Primal-Dual Algorithm for Distributed Reinforcement Learning: Distributed GTD2
The goal of this paper is to study a distributed version of the gradient temporal-difference (GTD) learning algorithm for multi-agent Markov decision processes (MDPs). The temporal-difference (TD) learning is a reinforcement learning (RL) algorithm which learns an infinite horizon discounted cost function (or value function) for a given fixed policy without the model knowledge. In the distributed RL case each agent receives local reward through a local processing. Information exchange over sparse communication network allows the agents to learn the global value function corresponding to a global reward, which is a sum of local rewards. In this paper, the problem is converted into a constrained convex optimization problem with a consensus constraint. Then, we propose a primal-dual distributed GTD algorithm and prove that it almost surely converges to a set of stationary points of the optimization problem.
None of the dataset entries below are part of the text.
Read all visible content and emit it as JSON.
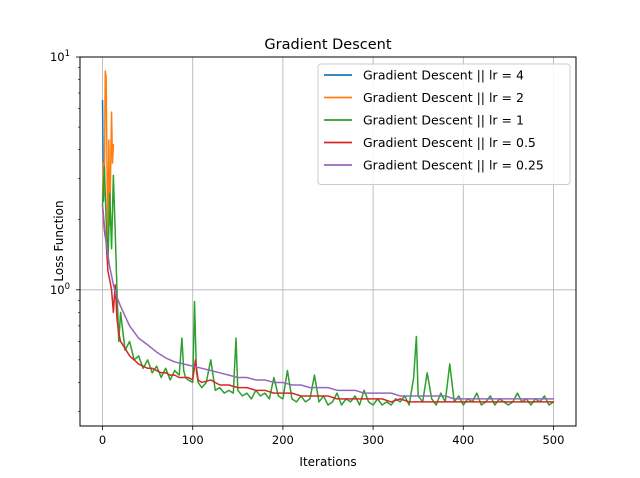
{
  "chart_data": {
    "type": "line",
    "title": "Gradient Descent",
    "xlabel": "Iterations",
    "ylabel": "Loss Function",
    "yscale": "log",
    "xlim": [
      -25,
      525
    ],
    "ylim": [
      0.26,
      10
    ],
    "xticks": [
      "0",
      "100",
      "200",
      "300",
      "400",
      "500"
    ],
    "yticks": [
      {
        "value": 1,
        "base": "10",
        "exp": "0"
      },
      {
        "value": 10,
        "base": "10",
        "exp": "1"
      }
    ],
    "grid": true,
    "legend_position": "top-right",
    "series": [
      {
        "name": "Gradient Descent || lr = 4",
        "color": "#1f77b4",
        "x": [
          0,
          1,
          2
        ],
        "y": [
          6.5,
          2.4,
          3.2
        ]
      },
      {
        "name": "Gradient Descent || lr = 2",
        "color": "#ff7f0e",
        "x": [
          0,
          1,
          2,
          3,
          4,
          5,
          6,
          7,
          8,
          9,
          10,
          11,
          12
        ],
        "y": [
          2.4,
          3.5,
          2.6,
          8.7,
          8.2,
          3.2,
          1.4,
          4.4,
          1.9,
          3.3,
          5.8,
          3.5,
          4.2
        ]
      },
      {
        "name": "Gradient Descent || lr = 1",
        "color": "#2ca02c",
        "x": [
          0,
          2,
          4,
          6,
          8,
          10,
          12,
          14,
          16,
          18,
          20,
          25,
          30,
          35,
          40,
          45,
          50,
          55,
          60,
          65,
          70,
          75,
          80,
          85,
          88,
          90,
          92,
          95,
          100,
          102,
          104,
          106,
          110,
          115,
          120,
          125,
          130,
          135,
          140,
          145,
          148,
          150,
          155,
          160,
          165,
          170,
          175,
          180,
          185,
          190,
          195,
          200,
          205,
          210,
          215,
          220,
          225,
          230,
          235,
          240,
          245,
          250,
          255,
          260,
          265,
          270,
          275,
          280,
          285,
          290,
          295,
          300,
          305,
          310,
          315,
          320,
          325,
          330,
          335,
          340,
          345,
          348,
          350,
          355,
          360,
          365,
          370,
          375,
          380,
          385,
          390,
          395,
          400,
          405,
          410,
          415,
          420,
          425,
          430,
          435,
          440,
          445,
          450,
          455,
          460,
          465,
          470,
          475,
          480,
          485,
          490,
          495,
          500
        ],
        "y": [
          2.3,
          3.4,
          2.0,
          1.3,
          2.6,
          1.5,
          3.1,
          1.8,
          1.0,
          0.6,
          0.8,
          0.55,
          0.6,
          0.5,
          0.52,
          0.46,
          0.5,
          0.44,
          0.47,
          0.42,
          0.46,
          0.41,
          0.45,
          0.43,
          0.62,
          0.45,
          0.42,
          0.41,
          0.4,
          0.89,
          0.45,
          0.4,
          0.38,
          0.4,
          0.5,
          0.37,
          0.38,
          0.36,
          0.37,
          0.36,
          0.62,
          0.37,
          0.35,
          0.36,
          0.34,
          0.37,
          0.35,
          0.36,
          0.34,
          0.42,
          0.35,
          0.34,
          0.45,
          0.34,
          0.33,
          0.35,
          0.33,
          0.34,
          0.43,
          0.33,
          0.35,
          0.32,
          0.33,
          0.36,
          0.32,
          0.34,
          0.33,
          0.35,
          0.32,
          0.37,
          0.33,
          0.32,
          0.34,
          0.32,
          0.33,
          0.32,
          0.34,
          0.33,
          0.35,
          0.32,
          0.42,
          0.63,
          0.35,
          0.33,
          0.44,
          0.34,
          0.32,
          0.36,
          0.33,
          0.48,
          0.33,
          0.35,
          0.32,
          0.34,
          0.33,
          0.36,
          0.32,
          0.33,
          0.35,
          0.32,
          0.34,
          0.33,
          0.32,
          0.33,
          0.36,
          0.33,
          0.34,
          0.32,
          0.34,
          0.33,
          0.35,
          0.32,
          0.33
        ]
      },
      {
        "name": "Gradient Descent || lr = 0.5",
        "color": "#d62728",
        "x": [
          0,
          2,
          4,
          6,
          8,
          10,
          12,
          14,
          16,
          18,
          20,
          25,
          30,
          35,
          40,
          45,
          50,
          55,
          60,
          65,
          70,
          75,
          80,
          85,
          90,
          95,
          100,
          103,
          106,
          110,
          120,
          130,
          140,
          150,
          160,
          170,
          180,
          190,
          200,
          210,
          220,
          230,
          240,
          250,
          260,
          270,
          280,
          290,
          300,
          310,
          320,
          330,
          340,
          350,
          360,
          370,
          380,
          390,
          400,
          410,
          420,
          430,
          440,
          450,
          460,
          470,
          480,
          490,
          500
        ],
        "y": [
          2.3,
          1.8,
          1.6,
          1.2,
          1.1,
          1.0,
          0.8,
          1.05,
          0.75,
          0.65,
          0.6,
          0.56,
          0.52,
          0.5,
          0.48,
          0.47,
          0.46,
          0.46,
          0.45,
          0.44,
          0.44,
          0.43,
          0.43,
          0.42,
          0.42,
          0.42,
          0.41,
          0.5,
          0.41,
          0.4,
          0.41,
          0.39,
          0.39,
          0.38,
          0.38,
          0.37,
          0.37,
          0.36,
          0.36,
          0.36,
          0.35,
          0.35,
          0.35,
          0.35,
          0.34,
          0.34,
          0.34,
          0.34,
          0.34,
          0.34,
          0.33,
          0.34,
          0.33,
          0.33,
          0.33,
          0.33,
          0.33,
          0.33,
          0.33,
          0.33,
          0.33,
          0.33,
          0.33,
          0.33,
          0.33,
          0.33,
          0.33,
          0.33,
          0.33
        ]
      },
      {
        "name": "Gradient Descent || lr = 0.25",
        "color": "#9467bd",
        "x": [
          0,
          2,
          4,
          6,
          8,
          10,
          12,
          15,
          20,
          25,
          30,
          40,
          50,
          60,
          70,
          80,
          90,
          100,
          110,
          120,
          130,
          140,
          150,
          160,
          170,
          180,
          190,
          200,
          210,
          220,
          230,
          240,
          250,
          260,
          270,
          280,
          290,
          300,
          310,
          320,
          330,
          340,
          350,
          360,
          370,
          380,
          390,
          400,
          410,
          420,
          430,
          440,
          450,
          460,
          470,
          480,
          490,
          500
        ],
        "y": [
          2.3,
          1.9,
          1.6,
          1.4,
          1.25,
          1.15,
          1.05,
          0.95,
          0.85,
          0.77,
          0.7,
          0.62,
          0.58,
          0.54,
          0.51,
          0.49,
          0.48,
          0.47,
          0.46,
          0.45,
          0.44,
          0.43,
          0.42,
          0.42,
          0.41,
          0.41,
          0.4,
          0.4,
          0.39,
          0.39,
          0.38,
          0.38,
          0.38,
          0.37,
          0.37,
          0.37,
          0.36,
          0.36,
          0.36,
          0.36,
          0.35,
          0.35,
          0.35,
          0.35,
          0.35,
          0.35,
          0.34,
          0.34,
          0.34,
          0.34,
          0.34,
          0.34,
          0.34,
          0.34,
          0.34,
          0.34,
          0.34,
          0.34
        ]
      }
    ]
  }
}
Donghwan Lee is a postdoctoral researcher hosted by Prof. Naira Hovakimyan in the Department of Mechanical Science and Engineering at the University of Illinois, Urbana-Champaign. He received my Ph.D. in Electrical and Computer Engineering from Purdue University in 2017. His research interests lie broadly in the areas of optimization and control theory. His most recent research interests are reinforcement learning and its control applications with human interactions.